Jacques Stephen est né le 22 avril 1922 aux Gonaïves, dans un moule fait de culture et de bouillonnants débats politiques. Par sa mère, il descend de la lignée de l’empereur Jean Jacques Dessalines dont il a hérité, certainement, les ardeurs et la vision politique. Fils de Stephen Alexis, il se voit bercé par les lettres et la politique. Pas étonnant donc qu’il ait fait ses débuts littéraire et politique très tôt. Jacques Stephen Alexis a été témoin des bouleversements politiques et sociaux qui ont marqué l’histoire de son pays. Son engagement politique s’est manifesté dès son jeune âge, s’étant battu contre Lescot qui allait être renversé par la suite, alors qu’il était étudiant en médecine. Il a rejoint le mouvement des étudiants progressistes, le journal « La Ruche » et a commencé à écrire sur les problèmes sociaux et politiques de son temps. Il a egalement publié, à cette période, un essai très remarqué à propos du poète Hamilton Garoute.
C’est surtout sa résistance farouche face à la dictature du docteur François Duvalier tant par la plume que par les actions qui couronnent sa vie. Il s’est jeté à corps perdu dans cette lutte contre le flot de sang du docteur-dictateur et la liberté d’expression bâillonnée pour libérer Haïti du joug dictatorial. Avant même d’atteindre la quarantaine, il a fondé le Parti d’Entente Nationale, a rencontré diverses personnalités de gauche de cette période et s’est arrangé pour organiser la résistance face au redoutable Papa Doc. Dans ce contexte, il sera capturé en avril 1961, à la suite de son débarquement dans le Nord, où il sera probablement tué.
Nous nous retrouvons en face d’un homme complet, un patriote qui a tout donné à son pays. Alexis incarne le parfait exemple de l’alliance de la parole et de l’action, d’un pragmatisme conscient. À ce titre, sa pensée et sa vie s’accordent et méritent largement d’être connues.

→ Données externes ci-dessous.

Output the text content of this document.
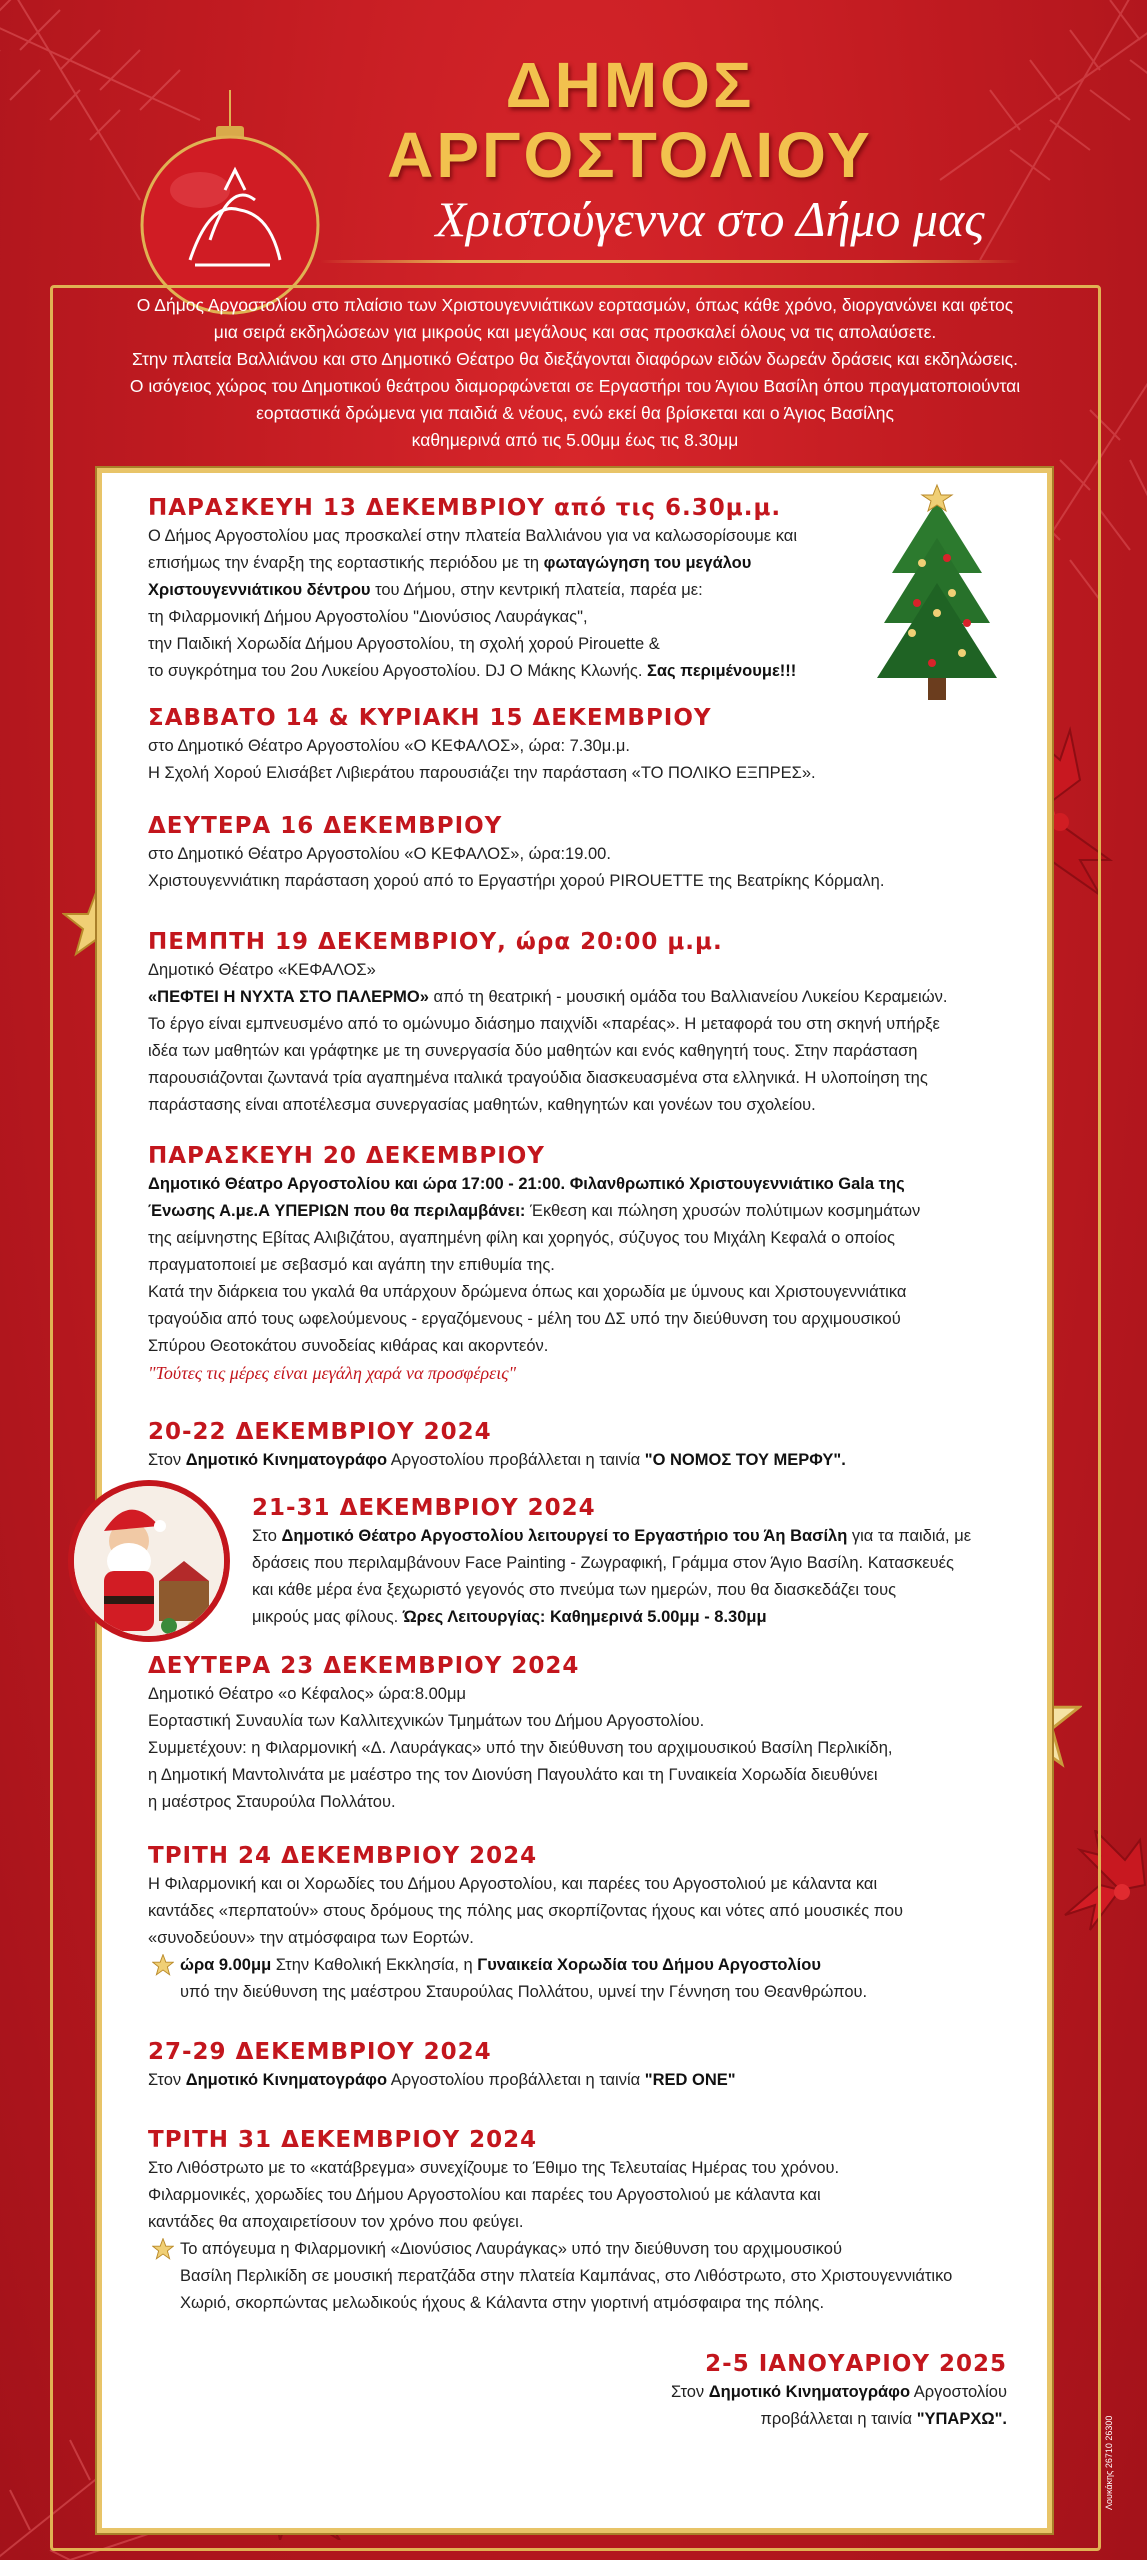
ΔΗΜΟΣ
ΑΡΓΟΣΤΟΛΙΟΥ
Χριστούγεννα στο Δήμο μας

Ο Δήμος Αργοστολίου στο πλαίσιο των Χριστουγεννιάτικων εορτασμών, όπως κάθε χρόνο, διοργανώνει και φέτος

μια σειρά εκδηλώσεων για μικρούς και μεγάλους και σας προσκαλεί όλους να τις απολαύσετε.

Στην πλατεία Βαλλιάνου και στο Δημοτικό Θέατρο θα διεξάγονται διαφόρων ειδών δωρεάν δράσεις και εκδηλώσεις.

Ο ισόγειος χώρος του Δημοτικού θεάτρου διαμορφώνεται σε Εργαστήρι του Άγιου Βασίλη όπου πραγματοποιούνται

εορταστικά δρώμενα για παιδιά & νέους, ενώ εκεί θα βρίσκεται και ο Άγιος Βασίλης

καθημερινά από τις 5.00μμ έως τις 8.30μμ

ΠΑΡΑΣΚΕΥΗ 13 ΔΕΚΕΜΒΡΙΟΥ από τις 6.30μ.μ.

Ο Δήμος Αργοστολίου μας προσκαλεί στην πλατεία Βαλλιάνου για να καλωσορίσουμε και

επισήμως την έναρξη της εορταστικής περιόδου με τη φωταγώγηση του μεγάλου

Χριστουγεννιάτικου δέντρου του Δήμου, στην κεντρική πλατεία, παρέα με:

τη Φιλαρμονική Δήμου Αργοστολίου "Διονύσιος Λαυράγκας",

την Παιδική Χορωδία Δήμου Αργοστολίου, τη σχολή χορού Pirouette &

το συγκρότημα του 2ου Λυκείου Αργοστολίου. DJ Ο Μάκης Κλωνής. Σας περιμένουμε!!!

ΣΑΒΒΑΤΟ 14 & ΚΥΡΙΑΚΗ 15 ΔΕΚΕΜΒΡΙΟΥ

στο Δημοτικό Θέατρο Αργοστολίου «Ο ΚΕΦΑΛΟΣ», ώρα: 7.30μ.μ.

Η Σχολή Χορού Ελισάβετ Λιβιεράτου παρουσιάζει την παράσταση «ΤΟ ΠΟΛΙΚΟ ΕΞΠΡΕΣ».

ΔΕΥΤΕΡΑ 16 ΔΕΚΕΜΒΡΙΟΥ

στο Δημοτικό Θέατρο Αργοστολίου «Ο ΚΕΦΑΛΟΣ», ώρα:19.00.

Χριστουγεννιάτικη παράσταση χορού από το Εργαστήρι χορού PIROUETTE της Βεατρίκης Κόρμαλη.

ΠΕΜΠΤΗ 19 ΔΕΚΕΜΒΡΙΟΥ, ώρα 20:00 μ.μ.

Δημοτικό Θέατρο «ΚΕΦΑΛΟΣ»

«ΠΕΦΤΕΙ Η ΝΥΧΤΑ ΣΤΟ ΠΑΛΕΡΜΟ» από τη θεατρική - μουσική ομάδα του Βαλλιανείου Λυκείου Κεραμειών.

Το έργο είναι εμπνευσμένο από το ομώνυμο διάσημο παιχνίδι «παρέας». Η μεταφορά του στη σκηνή υπήρξε

ιδέα των μαθητών και γράφτηκε με τη συνεργασία δύο μαθητών και ενός καθηγητή τους. Στην παράσταση

παρουσιάζονται ζωντανά τρία αγαπημένα ιταλικά τραγούδια διασκευασμένα στα ελληνικά. Η υλοποίηση της

παράστασης είναι αποτέλεσμα συνεργασίας μαθητών, καθηγητών και γονέων του σχολείου.

ΠΑΡΑΣΚΕΥΗ 20 ΔΕΚΕΜΒΡΙΟΥ

Δημοτικό Θέατρο Αργοστολίου και ώρα 17:00 - 21:00. Φιλανθρωπικό Χριστουγεννιάτικο Gala της

Ένωσης Α.με.Α ΥΠΕΡΙΩΝ που θα περιλαμβάνει: Έκθεση και πώληση χρυσών πολύτιμων κοσμημάτων

της αείμνηστης Εβίτας Αλιβιζάτου, αγαπημένη φίλη και χορηγός, σύζυγος του Μιχάλη Κεφαλά ο οποίος

πραγματοποιεί με σεβασμό και αγάπη την επιθυμία της.

Κατά την διάρκεια του γκαλά θα υπάρχουν δρώμενα όπως και χορωδία με ύμνους και Χριστουγεννιάτικα

τραγούδια από τους ωφελούμενους - εργαζόμενους - μέλη του ΔΣ υπό την διεύθυνση του αρχιμουσικού

Σπύρου Θεοτοκάτου συνοδείας κιθάρας και ακορντεόν.

"Τούτες τις μέρες είναι μεγάλη χαρά να προσφέρεις"

20-22 ΔΕΚΕΜΒΡΙΟΥ 2024

Στον Δημοτικό Κινηματογράφο Αργοστολίου προβάλλεται η ταινία "Ο ΝΟΜΟΣ ΤΟΥ ΜΕΡΦΥ".

21-31 ΔΕΚΕΜΒΡΙΟΥ 2024

Στο Δημοτικό Θέατρο Αργοστολίου λειτουργεί το Εργαστήριο του Άη Βασίλη για τα παιδιά, με

δράσεις που περιλαμβάνουν Face Painting - Ζωγραφική, Γράμμα στον Άγιο Βασίλη. Κατασκευές

και κάθε μέρα ένα ξεχωριστό γεγονός στο πνεύμα των ημερών, που θα διασκεδάζει τους

μικρούς μας φίλους. Ώρες Λειτουργίας: Καθημερινά 5.00μμ - 8.30μμ

ΔΕΥΤΕΡΑ 23 ΔΕΚΕΜΒΡΙΟΥ 2024

Δημοτικό Θέατρο «ο Κέφαλος» ώρα:8.00μμ

Εορταστική Συναυλία των Καλλιτεχνικών Τμημάτων του Δήμου Αργοστολίου.

Συμμετέχουν: η Φιλαρμονική «Δ. Λαυράγκας» υπό την διεύθυνση του αρχιμουσικού Βασίλη Περλικίδη,

η Δημοτική Μαντολινάτα με μαέστρο της τον Διονύση Παγουλάτο και τη Γυναικεία Χορωδία διευθύνει

η μαέστρος Σταυρούλα Πολλάτου.

ΤΡΙΤΗ 24 ΔΕΚΕΜΒΡΙΟΥ 2024

Η Φιλαρμονική και οι Χορωδίες του Δήμου Αργοστολίου, και παρέες του Αργοστολιού με κάλαντα και

καντάδες «περπατούν» στους δρόμους της πόλης μας σκορπίζοντας ήχους και νότες από μουσικές που

«συνοδεύουν» την ατμόσφαιρα των Εορτών.

ώρα 9.00μμ Στην Καθολική Εκκλησία, η Γυναικεία Χορωδία του Δήμου Αργοστολίου

υπό την διεύθυνση της μαέστρου Σταυρούλας Πολλάτου, υμνεί την Γέννηση του Θεανθρώπου.

27-29 ΔΕΚΕΜΒΡΙΟΥ 2024

Στον Δημοτικό Κινηματογράφο Αργοστολίου προβάλλεται η ταινία "RED ONE"

ΤΡΙΤΗ 31 ΔΕΚΕΜΒΡΙΟΥ 2024

Στο Λιθόστρωτο με το «κατάβρεγμα» συνεχίζουμε το Έθιμο της Τελευταίας Ημέρας του χρόνου.

Φιλαρμονικές, χορωδίες του Δήμου Αργοστολίου και παρέες του Αργοστολιού με κάλαντα και

καντάδες θα αποχαιρετίσουν τον χρόνο που φεύγει.

Το απόγευμα η Φιλαρμονική «Διονύσιος Λαυράγκας» υπό την διεύθυνση του αρχιμουσικού

Βασίλη Περλικίδη σε μουσική περατζάδα στην πλατεία Καμπάνας, στο Λιθόστρωτο, στο Χριστουγεννιάτικο

Χωριό, σκορπώντας μελωδικούς ήχους & Κάλαντα στην γιορτινή ατμόσφαιρα της πόλης.

2-5 ΙΑΝΟΥΑΡΙΟΥ 2025

Στον Δημοτικό Κινηματογράφο Αργοστολίου

προβάλλεται η ταινία "ΥΠΑΡΧΩ".	Λουκάκης 26710 26300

Depuis son premier roman _Compère Général Soleil_ publié chez Gallimard en France, Alexis a bouleversé le monde littéraire. C’est une entrée triomphale avec ce roman qui a convoqué d’importantes qualités littéraires et mobilisé des ressources du terroir. Outre la qualité littéraire du texte qui, d’ailleurs, a frôlé le Goncourt, il y a également toute cette philosophie communiste qui s’en dégage ; preuve du marxiste convaincu qu’incarnait l’homme politique.
Seront publiés aussi _Les arbres musiciens_, _L’espace d’un cillement_ : véritable chant à l’humanité déployé dans un tel flot de poésie, _Romancero aux étoiles_, _L’étoile absinthe_ : une œuvre posthume. La _Lettre à sa fille Florence_ prouve qu’Alexis, du haut de ses responsabilités extra-familiales, fut bien une belle figure paternelle. Nous ne pouvons passer sous silence les vœux de l’année 1957, publiés sous le titre _La Belle Amour Humaine,_ qui semblent éclore du cœur même de l’auteur. Notons également Le manifeste de la seconde indépendance et Le marxisme, seul guide possible de la révolution haïtienne, deux textes politiques de haute portée.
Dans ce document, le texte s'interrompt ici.